2. Technical definitions

(a)

‘hard floor test’ means a test of two cleaning cycles where the cleaning head of a vacuum cleaner operating at maximum suction setting passes over a wooden test plate test area with width equal to the cleaning head width and appropriate length, featuring a diagonally (45°) placed test crevice, where the time elapsed, electric power consumption and the relative position of the center of the cleaning head to the test area are continuously measured and recorded at an appropriate sample rate and where at the end of each cleaning cycle the mass decrease of the test crevice is appropriately assessed;

(b)

‘test crevice’ means a removable U-shaped insert with appropriate dimensions filled at the beginning of a cleaning cycle with appropriate artificial dust;

(c)

‘carpet test’ means a test with an appropriate number of cleaning cycles on a Wilton carpet test rig where the cleaning head of a vacuum cleaner operating at maximum suction setting passes over the test area with width equal to the cleaning head width and appropriate length, soiled with equally distributed and appropriately embedded test dust of appropriate composition, where the time elapsed, electric power consumption and the relative position of the center of the cleaning head to the test area are continuously measured and recorded at an appropriate sample rate and at the end of each cleaning cycle the mass increase of the appliance dust receptacle is appropriately assessed;

(d)

‘cleaning head width’ in m, at an accuracy of 3 decimal places, means the external maximum width of the cleaning head;

(e)

‘cleaning cycle’ means a sequence of 5 double strokes of the vacuum cleaner on a floor-specific test area (‘carpet’ or ‘hard floor’);

(f)

‘double stroke’ means one forward and one backward movement of the cleaning head in a parallel pattern, performed at a uniform test stroke speed and with a specified test stroke length;

(g)

‘test stroke speed’ in m/h means the appropriate cleaning head speed for testing, preferably realized with an electromechanical operator.
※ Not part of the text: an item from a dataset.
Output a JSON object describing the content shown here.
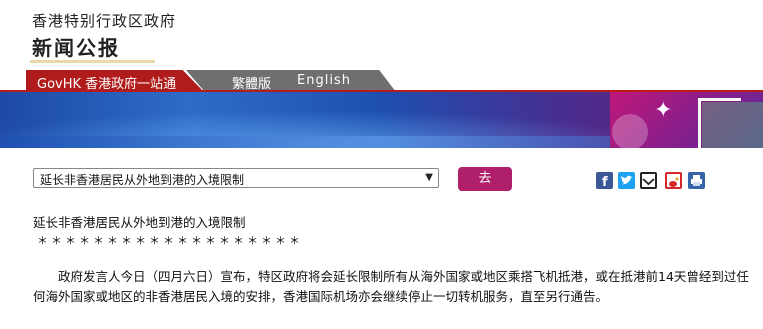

Products with self-propelled cleaning heads shall try to come as close as possible to the appropriate speed, but a deviation is permitted when clearly stated in the technical documentation;

(h)

‘test stroke length’ in m means the length of the test area plus the cleaning head distance covered by the center of the cleaning head when moving over the appropriate acceleration zones before and after the test area;

(i)

‘dust pick up’ (dpu), at an accuracy of 3 decimal places, means the ratio of the mass of the artificial dust removed, determined for carpet through the mass increase of the appliance dust receptacle and for hard floor through the mass decrease of the test crevice, after a number of double strokes of the cleaning head, to the mass of artificial dust initially applied to a test area, for carpet corrected for the specific test conditions and for hard floor corrected for the length and positioning of the test crevice;

(j)

‘reference vacuum cleaner system’ means electrically operated laboratory equipment used to measure the calibrated and reference dust pick-up on carpets with given air related parameters to improve the reproducibility of test results;

(k)

‘rated input power’ in W means the electric input power declared by the manufacturer, whereby for appliances that are enabled to function also for other purposes than vacuum cleaning only the electric input power relevant to vacuum cleaning applies;

(l)

‘dust re-emission’ means the ratio, expressed as a percentage at an accuracy of 2 decimal places, of the number of all dust particles of a size from 0.3 to 10 μm emitted by a vacuum cleaner to the number of all dust particles of the same size range entering the suction inlet when fed with a specific amount of dust of that particle size range. The value includes not only dust measured at the vacuum cleaner outlet but also dust emitted elsewhere either from leaks, or generated by the vacuum cleaner;

(m)

‘sound power level’ means airborne acoustical noise emissions, expressed in dB(A) re 1 pW and rounded to the nearest integer.